Häufige Fragen zum Prüfweg
Welche Unterlage ist am wichtigsten?
Es gibt kein einzelnes Schlüsseldokument. Ein aktueller Schnitt, die Dachhistorie und ein sauberer Bildindex ergänzen sich; fehlende Statik bleibt als eigener Prüfpunkt sichtbar.

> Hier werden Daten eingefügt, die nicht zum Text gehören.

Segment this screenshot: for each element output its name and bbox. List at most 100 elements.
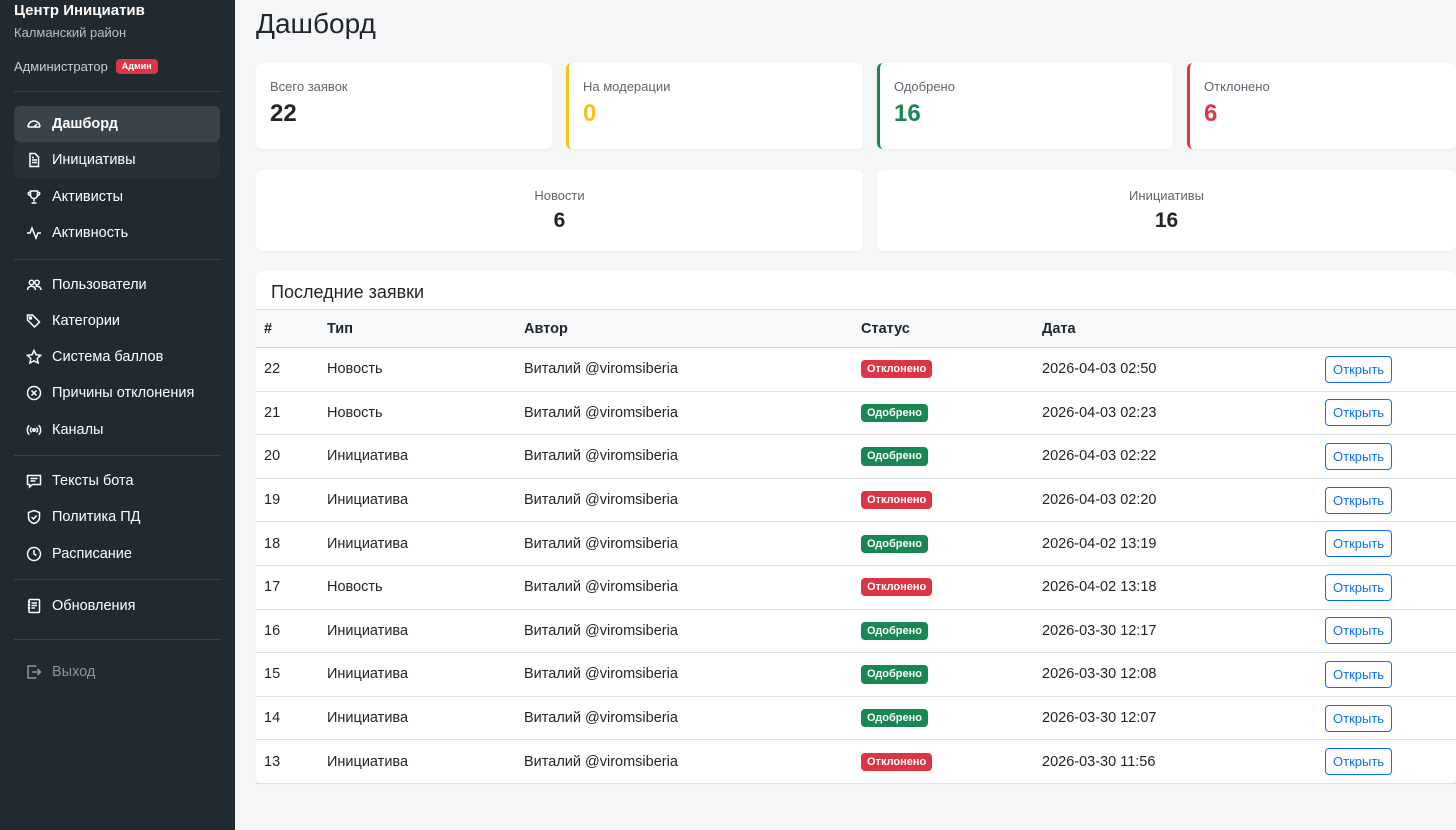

Soll ich schon einen Modulplan mitbringen?
Als Wunschskizze ja, aber nicht als festes Ergebnis. Aufmaß, Dachzustand, Lasten und Sicherheitswege können das Raster verändern.
Darf ich Screenshots aus Solarkatastern weitergeben?
Beachten Sie Nutzungsbedingungen und Quellenhinweise. Häufig genügt ein Link mit Abrufdatum und eine eigene Notiz zum angezeigten Befund.
Wie vergleiche ich Angebote fair?
Geben Sie allen Anbietern denselben versionierten Unterlagenstand und prüfen Sie, welche Annahmen, ausgeschlossenen Flächen und Fachnachweise jeweils verwendet wurden.